Il 29 novembre un altro operaio morto sempre in quota Riva, sempre a Taranto: Francesco faceva il gruista nell’area portuale quando è passato il tornado con la sua forza devastante, travolgendo gru e gruista. I dirigenti del padrone delle ferriere volevano costringere gli altri gruisti a prendere in fretta il posto di Francesco, ancor prima che il suo corpo venisse ripescato in mare, senza neanche verificare le condizioni di sicurezza delle gru.
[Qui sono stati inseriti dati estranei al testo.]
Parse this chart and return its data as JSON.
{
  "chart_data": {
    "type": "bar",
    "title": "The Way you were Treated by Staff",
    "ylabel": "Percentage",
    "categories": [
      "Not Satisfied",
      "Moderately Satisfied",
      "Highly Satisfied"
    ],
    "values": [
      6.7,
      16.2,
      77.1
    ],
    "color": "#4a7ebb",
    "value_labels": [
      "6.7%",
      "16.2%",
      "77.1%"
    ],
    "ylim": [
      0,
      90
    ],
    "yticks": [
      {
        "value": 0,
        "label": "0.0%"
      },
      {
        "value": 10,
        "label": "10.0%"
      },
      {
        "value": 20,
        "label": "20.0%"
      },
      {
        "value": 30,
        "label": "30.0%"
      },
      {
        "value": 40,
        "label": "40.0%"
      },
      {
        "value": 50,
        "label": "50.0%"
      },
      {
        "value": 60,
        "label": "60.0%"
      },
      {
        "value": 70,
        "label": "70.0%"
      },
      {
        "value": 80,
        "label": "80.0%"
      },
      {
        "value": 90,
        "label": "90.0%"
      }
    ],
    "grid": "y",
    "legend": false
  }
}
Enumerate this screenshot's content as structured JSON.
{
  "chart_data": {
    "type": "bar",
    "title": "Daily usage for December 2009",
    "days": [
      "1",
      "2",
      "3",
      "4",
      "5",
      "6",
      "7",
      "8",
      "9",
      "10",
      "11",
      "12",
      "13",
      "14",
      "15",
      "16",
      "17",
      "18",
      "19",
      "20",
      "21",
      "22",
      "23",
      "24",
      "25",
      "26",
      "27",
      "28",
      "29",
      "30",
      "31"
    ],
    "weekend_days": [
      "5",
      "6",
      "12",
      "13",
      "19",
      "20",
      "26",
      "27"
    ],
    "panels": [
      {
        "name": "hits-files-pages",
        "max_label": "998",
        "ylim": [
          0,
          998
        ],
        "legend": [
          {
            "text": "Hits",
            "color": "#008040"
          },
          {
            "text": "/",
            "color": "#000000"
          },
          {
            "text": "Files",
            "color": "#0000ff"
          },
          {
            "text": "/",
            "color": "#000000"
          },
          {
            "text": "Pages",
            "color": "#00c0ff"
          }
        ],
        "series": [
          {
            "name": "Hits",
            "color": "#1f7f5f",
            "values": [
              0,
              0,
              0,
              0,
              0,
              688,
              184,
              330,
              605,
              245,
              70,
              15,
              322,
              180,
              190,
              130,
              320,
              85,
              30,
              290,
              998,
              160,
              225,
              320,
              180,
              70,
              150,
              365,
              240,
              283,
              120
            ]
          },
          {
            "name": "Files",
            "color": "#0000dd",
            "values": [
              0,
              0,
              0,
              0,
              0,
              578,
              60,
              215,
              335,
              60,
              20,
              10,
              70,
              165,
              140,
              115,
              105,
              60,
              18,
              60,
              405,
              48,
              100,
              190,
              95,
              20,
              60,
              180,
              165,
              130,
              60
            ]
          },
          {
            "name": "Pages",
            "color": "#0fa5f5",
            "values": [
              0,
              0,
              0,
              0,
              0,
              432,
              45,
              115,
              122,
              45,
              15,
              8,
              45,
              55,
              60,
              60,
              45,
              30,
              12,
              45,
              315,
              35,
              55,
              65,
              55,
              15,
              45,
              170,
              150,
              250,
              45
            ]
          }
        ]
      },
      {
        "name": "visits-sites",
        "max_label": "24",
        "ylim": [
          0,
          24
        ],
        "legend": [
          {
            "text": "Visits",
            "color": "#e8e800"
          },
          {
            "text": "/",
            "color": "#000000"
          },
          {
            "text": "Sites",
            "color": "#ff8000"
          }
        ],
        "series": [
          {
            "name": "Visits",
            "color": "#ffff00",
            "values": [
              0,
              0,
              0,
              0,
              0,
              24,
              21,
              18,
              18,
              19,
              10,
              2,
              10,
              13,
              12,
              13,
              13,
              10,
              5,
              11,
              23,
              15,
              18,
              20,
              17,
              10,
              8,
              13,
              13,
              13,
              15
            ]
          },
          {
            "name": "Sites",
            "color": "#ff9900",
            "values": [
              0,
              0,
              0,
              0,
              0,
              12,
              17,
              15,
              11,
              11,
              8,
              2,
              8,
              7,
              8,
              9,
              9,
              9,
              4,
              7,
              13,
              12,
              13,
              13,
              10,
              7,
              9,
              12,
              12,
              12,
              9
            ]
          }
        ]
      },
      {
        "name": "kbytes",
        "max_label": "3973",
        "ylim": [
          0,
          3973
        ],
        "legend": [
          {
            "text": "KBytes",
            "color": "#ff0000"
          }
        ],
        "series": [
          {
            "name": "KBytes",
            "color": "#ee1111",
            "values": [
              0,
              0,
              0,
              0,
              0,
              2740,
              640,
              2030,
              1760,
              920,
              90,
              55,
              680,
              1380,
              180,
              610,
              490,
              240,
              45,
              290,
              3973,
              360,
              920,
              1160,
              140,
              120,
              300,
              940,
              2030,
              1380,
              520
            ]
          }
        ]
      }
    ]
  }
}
C’era una ragione: il collaudo previsto non era stato fatto.

Forse Ciro non è l’ultima vittima dell’Ilva di Taranto. Forse, in silenzio, senza scioperi indetti dai sindacati, senza fare notizia, nel quartiere di Tamburi dopo Ciro è morta una bambina, o un disoccupato, o una casalinga, o un operaio dell’altoforno, per un tumore al fegato, o al rene, o al polmone. Uccisi dalla diossina sparata dalla bocca velenosa del camino E312 alto 220 metri che minaccia 200 mila tarantini, o dalle polveri di ferro portate dal vento di maestrale dai parchi minerari scoperti di Riva nei quartieri che circondano la fabbrica.